This Yagya that you have described in your question is a Yogi’s Yagya. There is a Yagya for householders as well as the jyāni (the learned/ scholars). The form of Yagya changes depending on the spiritual aspirant. For a devotee, the definition of Yagya is different to a normal worldly person. However, overall the well-being of all relies on Yagya as God has said in Gita:
Sahayajñāh prajāḥ sṛṣṭvā purovāca prajāpatiḥ
Anena prasaviṣyadhvameṣa vo’stviṣṭakāmadhuk Gita 3.10.
Meaning: at the beginning, when the creator Prajāpati created living beings with sacrifice (Yagya)and said, “By this, shall you propagate; let this fulfil all your requirements for the sacrifice (Yagya)”.
This Yagya, mentioned in this verse, is to fulfil your desires. Will it fulfil all your desires?

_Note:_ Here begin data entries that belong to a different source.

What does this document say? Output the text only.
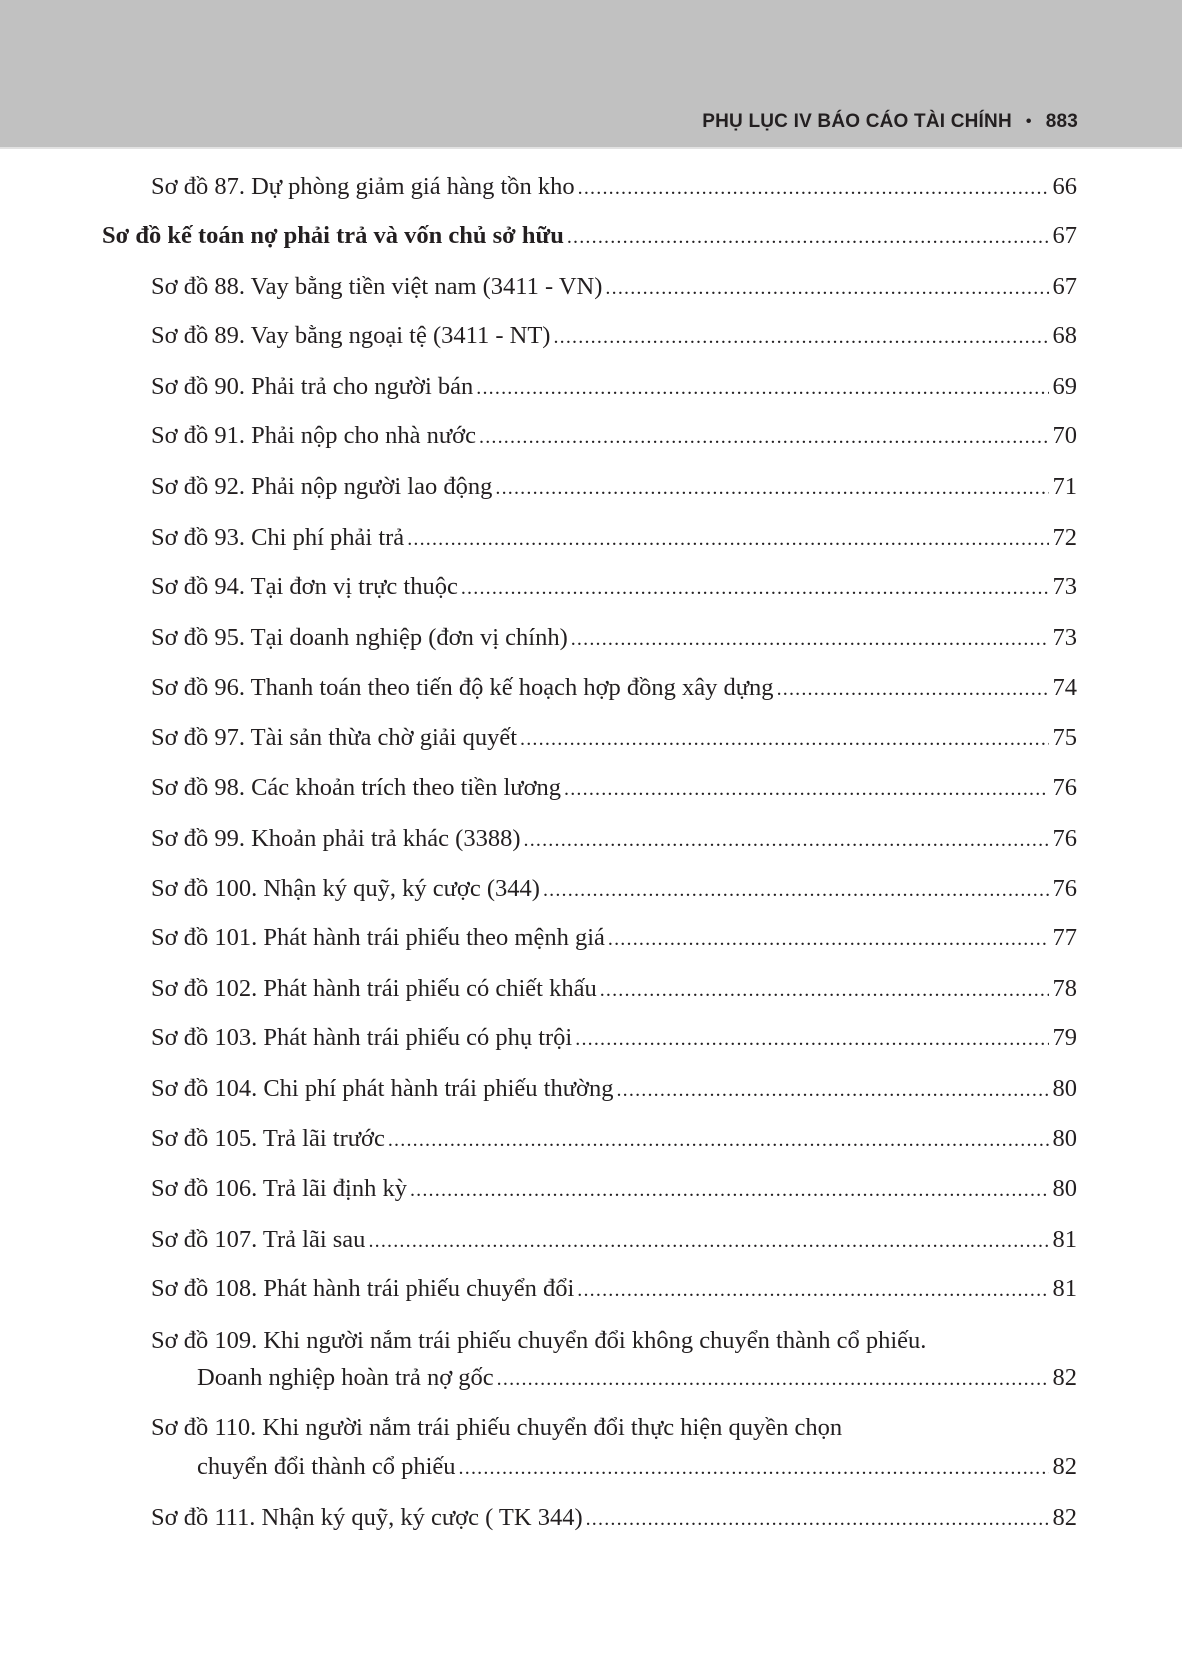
PHỤ LỤC IV BÁO CÁO TÀI CHÍNH • 883
Sơ đồ 87. Dự phòng giảm giá hàng tồn kho .....	66
Sơ đồ kế toán nợ phải trả và vốn chủ sở hữu .....	67
Sơ đồ 88. Vay bằng tiền việt nam (3411 - VN) .....	67
Sơ đồ 89. Vay bằng ngoại tệ (3411 - NT) .....	68
Sơ đồ 90. Phải trả cho người bán .....	69
Sơ đồ 91. Phải nộp cho nhà nước .....	70
Sơ đồ 92. Phải nộp người lao động .....	71
Sơ đồ 93. Chi phí phải trả .....	72
Sơ đồ 94. Tại đơn vị trực thuộc .....	73
Sơ đồ 95. Tại doanh nghiệp (đơn vị chính) .....	73
Sơ đồ 96. Thanh toán theo tiến độ kế hoạch hợp đồng xây dựng .....	74
Sơ đồ 97. Tài sản thừa chờ giải quyết .....	75
Sơ đồ 98. Các khoản trích theo tiền lương .....	76
Sơ đồ 99. Khoản phải trả khác (3388) .....	76
Sơ đồ 100. Nhận ký quỹ, ký cược (344) .....	76
Sơ đồ 101. Phát hành trái phiếu theo mệnh giá .....	77
Sơ đồ 102. Phát hành trái phiếu có chiết khấu .....	78
Sơ đồ 103. Phát hành trái phiếu có phụ trội .....	79
Sơ đồ 104. Chi phí phát hành trái phiếu thường .....	80
Sơ đồ 105. Trả lãi trước .....	80
Sơ đồ 106. Trả lãi định kỳ .....	80
Sơ đồ 107. Trả lãi sau .....	81
Sơ đồ 108. Phát hành trái phiếu chuyển đổi .....	81
Sơ đồ 109. Khi người nắm trái phiếu chuyển đổi không chuyển thành cổ phiếu.
Doanh nghiệp hoàn trả nợ gốc .....	82
Sơ đồ 110. Khi người nắm trái phiếu chuyển đổi thực hiện quyền chọn
chuyển đổi thành cổ phiếu .....	82
Sơ đồ 111. Nhận ký quỹ, ký cược ( TK 344) .....	82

Iṣṭakāmadhuk, meaning, it will fulfil those desires which lead to your well-being. A mother does not give her child everything it asks for. Not giving something that is not for the welfare of the child is a mother’s grace.
Prajapati Brahma created the world through this concept of Yagya. Thus Yagya should be interpreted in the correct context. This Yagya means, when you perform a sacrifice for the demi-gods, they will give you what you desire for whilst they gain energy through the Yagya. This way there is a symbiotic relationship of causing one another’s progress and thus well-being.
Devānbhāvayatānena te devā bhāvayantu vaḥ
Parasparaṁ bhāvayantaḥ śreyaḥ paramavāpsyatha Gita 3.11
Meaning: by this gratify the gods and let the gods foster you, these caring for each other selflessly through your duties, you shall attain to the supreme good.